Personal information
- Born: 14 June 1973 (age 53) Trondheim, Norway
- Nationality: Norwegian
- Playing position: Pivot

Senior clubs
- Years: Team
- 0000-1993: Sjetne IL
- 1993-1998: Bækkelagets SK
- 1998-1999: GOG
- 1999-?: Byåsen

National team
- Years: Team / Apps / (Gls)
- 1991–1997: Norway / 145 / (197)

Medal record
Representing Norway
World Championship
| Silver medal – second place | 1997 Germany | Team |
| Bronze medal – third place | 1993 Norway | Team |
European Championship
| Bronze medal – third place | 1994 Germany | Team |

= Hege Kvitsand =

Norwegian handball player (born 1973)

Hege Kristine Kvitsand (born 14 June 1973) is a Norwegian handball player who played for the club Bækkelagets SK and the Norwegian national team in the 1990s. She was born in Trondheim. She competed at the 1996 Summer Olympics in Atlanta, where the Norwegian team finished fourth.

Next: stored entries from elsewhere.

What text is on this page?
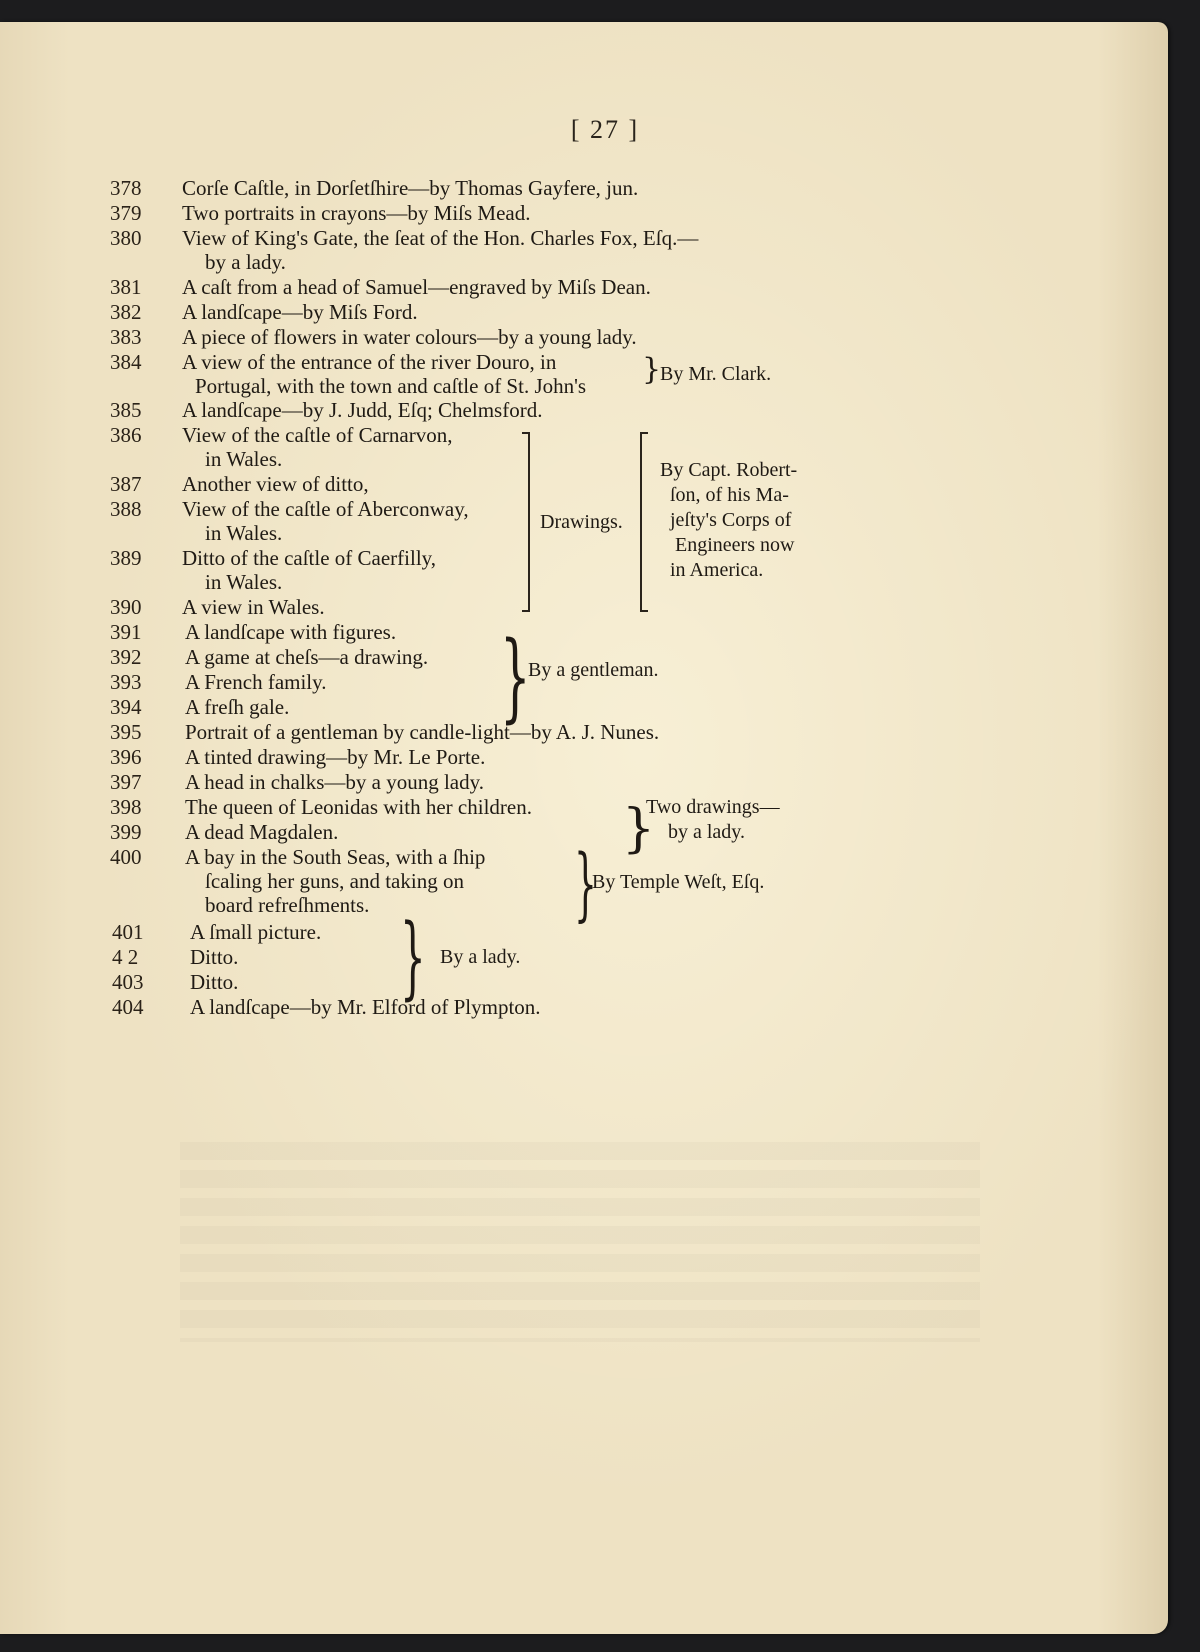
[ 27 ]
378 Corſe Caſtle, in Dorſetſhire—by Thomas Gayfere, jun.
379 Two portraits in crayons—by Miſs Mead.
380 View of King's Gate, the ſeat of the Hon. Charles Fox, Eſq.—
by a lady.
381 A caſt from a head of Samuel—engraved by Miſs Dean.
382 A landſcape—by Miſs Ford.
383 A piece of flowers in water colours—by a young lady.
384 A view of the entrance of the river Douro, in
Portugal, with the town and caſtle of St. John's }
By Mr. Clark.
385 A landſcape—by J. Judd, Eſq; Chelmsford.
386 View of the caſtle of Carnarvon,
in Wales.
387 Another view of ditto,
388 View of the caſtle of Aberconway,
in Wales.
389 Ditto of the caſtle of Caerfilly,
in Wales.
390 A view in Wales.
Drawings.
By Capt. Robert-
ſon, of his Ma-
jeſty's Corps of
Engineers now
in America.
391 A landſcape with figures.
392 A game at cheſs—a drawing.
393 A French family.
394 A freſh gale. }
By a gentleman.
395 Portrait of a gentleman by candle-light—by A. J. Nunes.
396 A tinted drawing—by Mr. Le Porte.
397 A head in chalks—by a young lady.
398 The queen of Leonidas with her children.
399 A dead Magdalen.	}
Two drawings—
by a lady.
400 A bay in the South Seas, with a ſhip
ſcaling her guns, and taking on
board refreſhments.	}
By Temple Weſt, Eſq.
401 A ſmall picture.
4 2 Ditto.
403 Ditto. } By a lady.
404 A landſcape—by Mr. Elford of Plympton.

She won a bronze medal with the Norwegian team at the 1993 World Women's Handball Championship, a bronze medal at the 1994 European Women's Handball Championship, and a silver medal at the 1997 World Women's Handball Championship.

Kvitsand was awarded the Håndballstatuetten trophy from the Norwegian Handball Federation in 2013.